At the RCPG April 1 meeting, Mansolf told members she wants to set some issues straight when the appeal comes before the supervisors. She said that when Salvation Army’s attorney, Matthew Peterson, of Peterson and Price, was asked by the commission if the RCPG had reviewed the fire protection plan, Peterson said they had not. Mansolf said she was not allowed a rebuttal.

“Basically he kind of stepped on the community a little bit and stepped over us,” said Mansolf.

Mansolf said she thinks the supervisors should be informed that the planning group reviewed the preliminary fire protection plan in 2008 and gave their comments. In January of this year, when Peterson and members from Salvation Army brought revised plans to the RCPG for a new vote, Peterson provided a summary of the fire protection plan, but the planning group wanted the official document, Mansolf recalled.
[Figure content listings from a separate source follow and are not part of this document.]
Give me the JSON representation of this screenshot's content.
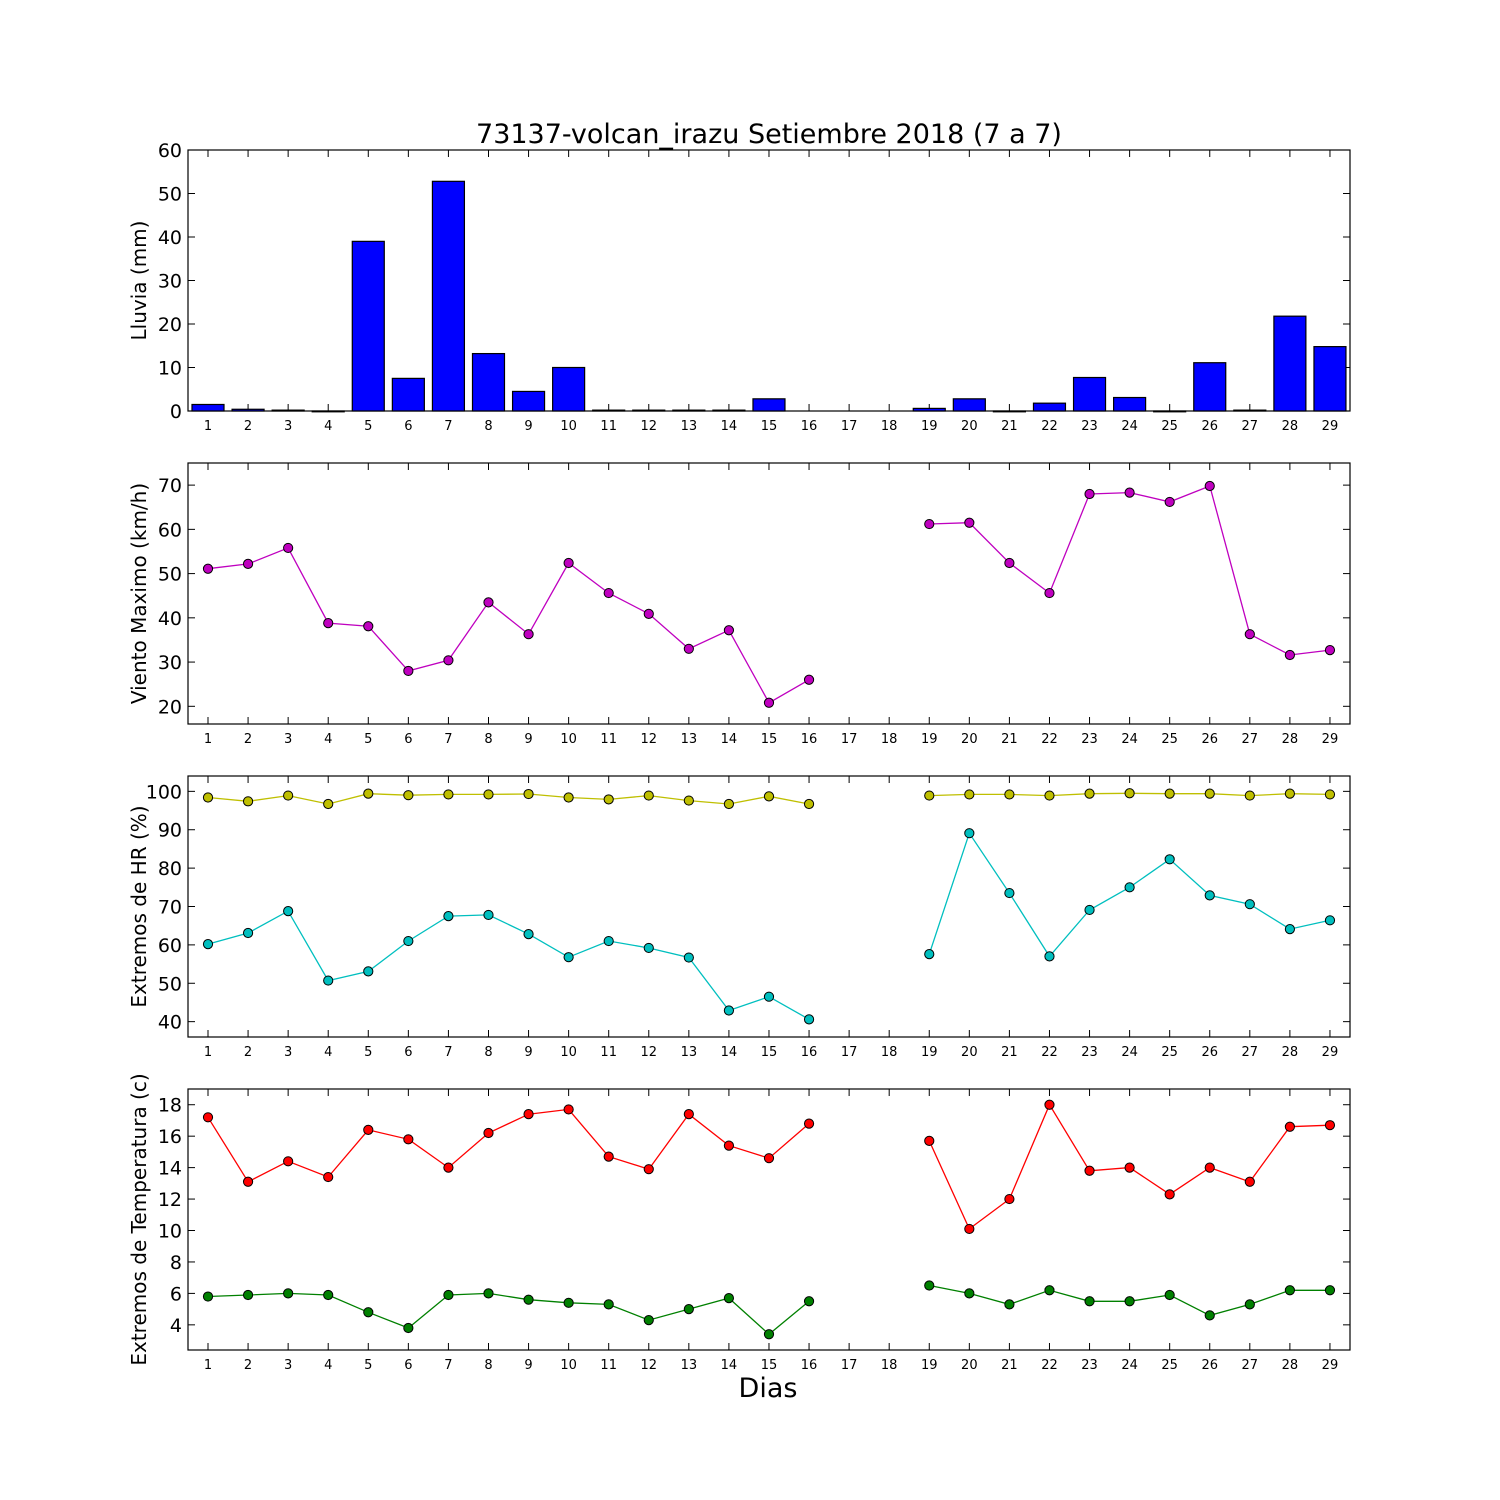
{
  "title": "73137-volcan_irazu Setiembre 2018  (7 a 7)",
  "xlabel": "Dias",
  "chart_data": [
    {
      "type": "bar",
      "ylabel": "Lluvia (mm)",
      "ylim": [
        0,
        60
      ],
      "yticks": [
        0,
        10,
        20,
        30,
        40,
        50,
        60
      ],
      "x": [
        1,
        2,
        3,
        4,
        5,
        6,
        7,
        8,
        9,
        10,
        11,
        12,
        13,
        14,
        15,
        16,
        17,
        18,
        19,
        20,
        21,
        22,
        23,
        24,
        25,
        26,
        27,
        28,
        29
      ],
      "series": [
        {
          "color": "#0000ff",
          "values": [
            1.5,
            0.4,
            0.2,
            0,
            39,
            7.5,
            52.8,
            13.2,
            4.5,
            10,
            0.2,
            0.2,
            0.2,
            0.2,
            2.8,
            null,
            null,
            null,
            0.6,
            2.8,
            0,
            1.8,
            7.7,
            3.1,
            0,
            11.1,
            0.2,
            21.8,
            14.8
          ]
        }
      ]
    },
    {
      "type": "line",
      "ylabel": "Viento Maximo (km/h)",
      "ylim": [
        16,
        75
      ],
      "yticks": [
        20,
        30,
        40,
        50,
        60,
        70
      ],
      "x": [
        1,
        2,
        3,
        4,
        5,
        6,
        7,
        8,
        9,
        10,
        11,
        12,
        13,
        14,
        15,
        16,
        17,
        18,
        19,
        20,
        21,
        22,
        23,
        24,
        25,
        26,
        27,
        28,
        29
      ],
      "series": [
        {
          "color": "#bf00bf",
          "values": [
            51.1,
            52.2,
            55.8,
            38.8,
            38.1,
            28,
            30.4,
            43.5,
            36.3,
            52.4,
            45.6,
            40.9,
            33,
            37.2,
            20.8,
            26,
            null,
            null,
            61.2,
            61.5,
            52.4,
            45.6,
            68,
            68.3,
            66.2,
            69.8,
            36.3,
            31.6,
            32.7
          ]
        }
      ]
    },
    {
      "type": "line",
      "ylabel": "Extremos de HR (%)",
      "ylim": [
        36,
        104
      ],
      "yticks": [
        40,
        50,
        60,
        70,
        80,
        90,
        100
      ],
      "x": [
        1,
        2,
        3,
        4,
        5,
        6,
        7,
        8,
        9,
        10,
        11,
        12,
        13,
        14,
        15,
        16,
        17,
        18,
        19,
        20,
        21,
        22,
        23,
        24,
        25,
        26,
        27,
        28,
        29
      ],
      "series": [
        {
          "color": "#bfbf00",
          "values": [
            98.4,
            97.4,
            98.9,
            96.7,
            99.4,
            99,
            99.2,
            99.2,
            99.3,
            98.4,
            97.9,
            98.9,
            97.6,
            96.7,
            98.7,
            96.7,
            null,
            null,
            98.9,
            99.2,
            99.2,
            98.9,
            99.4,
            99.5,
            99.4,
            99.4,
            98.9,
            99.4,
            99.2
          ]
        },
        {
          "color": "#00bfbf",
          "values": [
            60.2,
            63.1,
            68.8,
            50.7,
            53.1,
            61,
            67.5,
            67.8,
            62.8,
            56.8,
            61,
            59.2,
            56.7,
            42.9,
            46.5,
            40.6,
            null,
            null,
            57.6,
            89.1,
            73.5,
            57,
            69.1,
            75,
            82.3,
            72.9,
            70.6,
            64.1,
            66.4
          ]
        }
      ]
    },
    {
      "type": "line",
      "ylabel": "Extremos de Temperatura (c)",
      "ylim": [
        2.4,
        19
      ],
      "yticks": [
        4,
        6,
        8,
        10,
        12,
        14,
        16,
        18
      ],
      "x": [
        1,
        2,
        3,
        4,
        5,
        6,
        7,
        8,
        9,
        10,
        11,
        12,
        13,
        14,
        15,
        16,
        17,
        18,
        19,
        20,
        21,
        22,
        23,
        24,
        25,
        26,
        27,
        28,
        29
      ],
      "series": [
        {
          "color": "#ff0000",
          "values": [
            17.2,
            13.1,
            14.4,
            13.4,
            16.4,
            15.8,
            14,
            16.2,
            17.4,
            17.7,
            14.7,
            13.9,
            17.4,
            15.4,
            14.6,
            16.8,
            null,
            null,
            15.7,
            10.1,
            12,
            18,
            13.8,
            14,
            12.3,
            14,
            13.1,
            16.6,
            16.7
          ]
        },
        {
          "color": "#008000",
          "values": [
            5.8,
            5.9,
            6,
            5.9,
            4.8,
            3.8,
            5.9,
            6,
            5.6,
            5.4,
            5.3,
            4.3,
            5,
            5.7,
            3.4,
            5.5,
            null,
            null,
            6.5,
            6,
            5.3,
            6.2,
            5.5,
            5.5,
            5.9,
            4.6,
            5.3,
            6.2,
            6.2
          ]
        }
      ]
    }
  ]
}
“One of the commissioners said, ‘well, the planning group should have reviewed it,’ but the thing is we did and it was e-mailed out to everybody and there was still no reconsideration,” said Mansolf.

Salvation Army came back to the planning group in February for approval of the project. Because the group had denied the camp expansion in 2001, a vote was needed to reconsider the project. No member, however, seconded a motion to reconsider; the camp expansion, therefore, remained denied by the RCPG, a 15-member elected advisory group to the county.
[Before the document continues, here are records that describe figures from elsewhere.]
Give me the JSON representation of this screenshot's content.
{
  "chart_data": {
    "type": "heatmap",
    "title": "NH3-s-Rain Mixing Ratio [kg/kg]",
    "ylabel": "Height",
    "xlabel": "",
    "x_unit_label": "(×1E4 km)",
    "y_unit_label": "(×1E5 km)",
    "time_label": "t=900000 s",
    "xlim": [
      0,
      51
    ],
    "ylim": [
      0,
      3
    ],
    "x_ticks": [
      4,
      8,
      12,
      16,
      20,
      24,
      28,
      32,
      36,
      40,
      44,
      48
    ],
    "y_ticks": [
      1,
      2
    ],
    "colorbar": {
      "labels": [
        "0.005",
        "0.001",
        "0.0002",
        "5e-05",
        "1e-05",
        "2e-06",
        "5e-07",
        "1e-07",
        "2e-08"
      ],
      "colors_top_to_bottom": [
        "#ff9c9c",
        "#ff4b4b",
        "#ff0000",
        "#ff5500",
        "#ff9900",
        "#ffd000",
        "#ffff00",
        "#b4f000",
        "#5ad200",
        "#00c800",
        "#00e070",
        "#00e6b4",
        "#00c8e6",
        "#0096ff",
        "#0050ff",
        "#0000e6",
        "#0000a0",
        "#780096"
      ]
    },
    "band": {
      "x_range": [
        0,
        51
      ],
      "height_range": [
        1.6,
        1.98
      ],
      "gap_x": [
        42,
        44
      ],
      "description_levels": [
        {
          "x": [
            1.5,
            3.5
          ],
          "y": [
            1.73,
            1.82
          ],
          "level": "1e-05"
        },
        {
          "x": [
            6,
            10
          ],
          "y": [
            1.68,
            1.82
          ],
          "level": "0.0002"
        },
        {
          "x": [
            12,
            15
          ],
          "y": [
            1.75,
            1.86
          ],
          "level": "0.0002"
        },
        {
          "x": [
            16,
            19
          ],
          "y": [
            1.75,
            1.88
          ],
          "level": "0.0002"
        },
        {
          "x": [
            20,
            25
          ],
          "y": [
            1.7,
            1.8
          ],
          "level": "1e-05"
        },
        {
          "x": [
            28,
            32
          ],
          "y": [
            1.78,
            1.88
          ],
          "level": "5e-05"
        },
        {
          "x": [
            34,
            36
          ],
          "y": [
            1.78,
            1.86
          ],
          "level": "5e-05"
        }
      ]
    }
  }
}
In other business at the April 1 meeting:

• RCPG Chair Chris Anderson said she had received information from the county about a lawsuit regarding conflict of interest with another community planning group. She told members that, if they have any type of conflict of interest involving an issue before the group, they need to step down and not vote on that issue. The county is talking about extra training and about changing the way the advisory groups are linked to the county because of liability, she added.

Although she did not have details, Anderson told members, “It wasn’t us that did anything wrong.”

• LaVonna Connelly, Ramona Transportation Action Committee (RTAC) coordinator, told the RCPG she will be chairing a subcommittee under Full Access & Coordinated Transportation (FACT) and will be talking about Ramona’s public transportation issues. She said she will be looking into using Ramona Unified School District (RUSD) buses for public transportation. The idea was suggested at last month’s RCPG meeting by Merit Whitney, RUSD’s transportation supervisor, who said the buses are available when not in use to transport students.

“That would be super innovative and I think it would attract more funding if we could say we work together,” said Connelly. “We use our resources this way.”

• The planning group approved the mitigated negative declaration for the Village Walk Townhomes, a 14-unit townhome development at La Brea and Pala streets.